Выступающий в Брегенце каждое лето Венский симфонический оркестр под управлением много работающей в Германии тайваньки Йи Чен Лин (она дирижирует на пару с Энрике Маццолой) не испытывает трудностей с передачей пуччиниевского лиризма. Оркестр привычно играет на основные сцене Фестивального дворца, а звук не менее привычно передается, благодаря сверхценной электронике, через колонки. Слушая в исполнении венцев «Баттерфляй», становится непонятно, как могла провалиться опера на премьере в «Ла Скале» в 1904-м, - ни одного аплодисмента, единственная запомнившаяся посреди чихания и ворчания публики реплика из зала: «Да она беременна от Тосканини!», это когда на певице, исполнявшей главную партию, стало развиваться кимоно (а у нее и впрямь был роман с дирижером). Композитор и либреттисты вынуждены были переделывать ее из двухактовой в трехактовую, а затем продвигать на столичные сцены через провинциальную Брешиу. Зато понятно, как сильно повлиял веризм в целом и Пуччини в частности на музыку Голливуда – и это к чести Голливуда, а не в укор Пуччини, при том что связи Пуччини с веризмом кажутся сейчас многим проблематичными. Иначе начинаешь относиться к известному анекдоту о Бриттене и Шостаковиче.

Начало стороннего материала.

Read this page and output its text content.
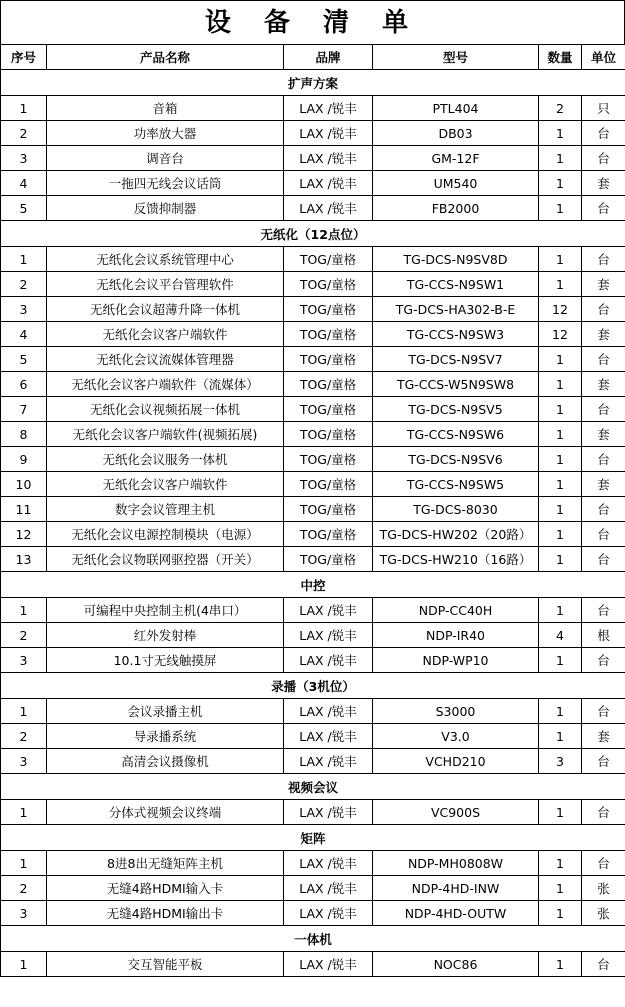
设 备 清 单
序号	产品名称	品牌	型号	数量	单位
扩声方案					
1	音箱	LAX /锐丰	PTL404	2	只
2	功率放大器	LAX /锐丰	DB03	1	台
3	调音台	LAX /锐丰	GM-12F	1	台
4	一拖四无线会议话筒	LAX /锐丰	UM540	1	套
5	反馈抑制器	LAX /锐丰	FB2000	1	台
无纸化（12点位）					
1	无纸化会议系统管理中心	TOG/童格	TG-DCS-N9SV8D	1	台
2	无纸化会议平台管理软件	TOG/童格	TG-CCS-N9SW1	1	套
3	无纸化会议超薄升降一体机	TOG/童格	TG-DCS-HA302-B-E	12	台
4	无纸化会议客户端软件	TOG/童格	TG-CCS-N9SW3	12	套
5	无纸化会议流媒体管理器	TOG/童格	TG-DCS-N9SV7	1	台
6	无纸化会议客户端软件（流媒体）	TOG/童格	TG-CCS-W5N9SW8	1	套
7	无纸化会议视频拓展一体机	TOG/童格	TG-DCS-N9SV5	1	台
8	无纸化会议客户端软件(视频拓展)	TOG/童格	TG-CCS-N9SW6	1	套
9	无纸化会议服务一体机	TOG/童格	TG-DCS-N9SV6	1	台
10	无纸化会议客户端软件	TOG/童格	TG-CCS-N9SW5	1	套
11	数字会议管理主机	TOG/童格	TG-DCS-8030	1	台
12	无纸化会议电源控制模块（电源）	TOG/童格	TG-DCS-HW202（20路）	1	台
13	无纸化会议物联网驱控器（开关）	TOG/童格	TG-DCS-HW210（16路）	1	台
中控					
1	可编程中央控制主机(4串口）	LAX /锐丰	NDP-CC40H	1	台
2	红外发射棒	LAX /锐丰	NDP-IR40	4	根
3	10.1寸无线触摸屏	LAX /锐丰	NDP-WP10	1	台
录播（3机位）					
1	会议录播主机	LAX /锐丰	S3000	1	台
2	导录播系统	LAX /锐丰	V3.0	1	套
3	高清会议摄像机	LAX /锐丰	VCHD210	3	台
视频会议					
1	分体式视频会议终端	LAX /锐丰	VC900S	1	台
矩阵					
1	8进8出无缝矩阵主机	LAX /锐丰	NDP-MH0808W	1	台
2	无缝4路HDMI输入卡	LAX /锐丰	NDP-4HD-INW	1	张
3	无缝4路HDMI输出卡	LAX /锐丰	NDP-4HD-OUTW	1	张
一体机					
1	交互智能平板	LAX /锐丰	NOC86	1	台
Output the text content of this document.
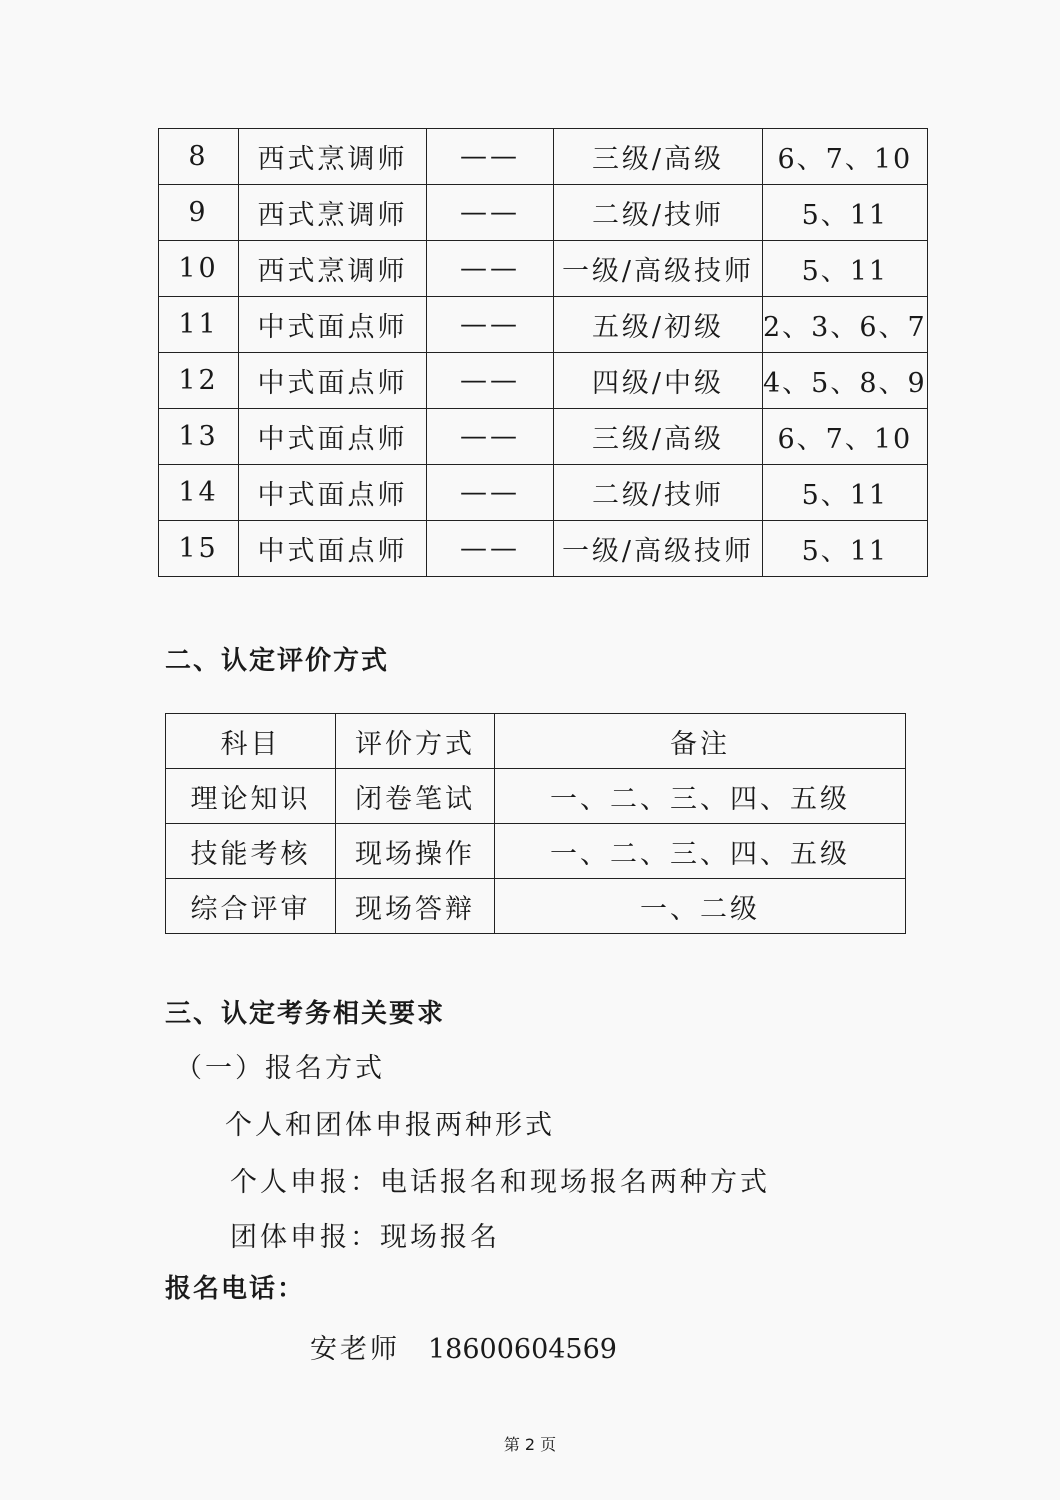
8	西式烹调师	——	三级/高级	6、7、10
9	西式烹调师	——	二级/技师	5、11
10	西式烹调师	——	一级/高级技师	5、11
11	中式面点师	——	五级/初级	2、3、6、7
12	中式面点师	——	四级/中级	4、5、8、9
13	中式面点师	——	三级/高级	6、7、10
14	中式面点师	——	二级/技师	5、11
15	中式面点师	——	一级/高级技师	5、11
二、认定评价方式
科目	评价方式	备注
理论知识	闭卷笔试	一、二、三、四、五级
技能考核	现场操作	一、二、三、四、五级
综合评审	现场答辩	一、二级
三、认定考务相关要求
（一）报名方式
个人和团体申报两种形式
个人申报：电话报名和现场报名两种方式
团体申报：现场报名
报名电话：
安老师 18600604569
第 2 页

Говоря о Пуччини, первый заметил – «Какая ужасная музыка!». – «Зато какая хорошая опера», - отвечал Дмитрий Дмитриевич.

С Шостаковичем согласна и публика Брегенца. Билеты на «Баттерфляй» в этом году распроданы, ажиотаж наверняка повторится и будущим летом, когда оперу повторят. Оценить этот прогноз предстоит скоро, кассы откроются уже в августе.

Это расширенная версия статьи, опубликованная Ъ.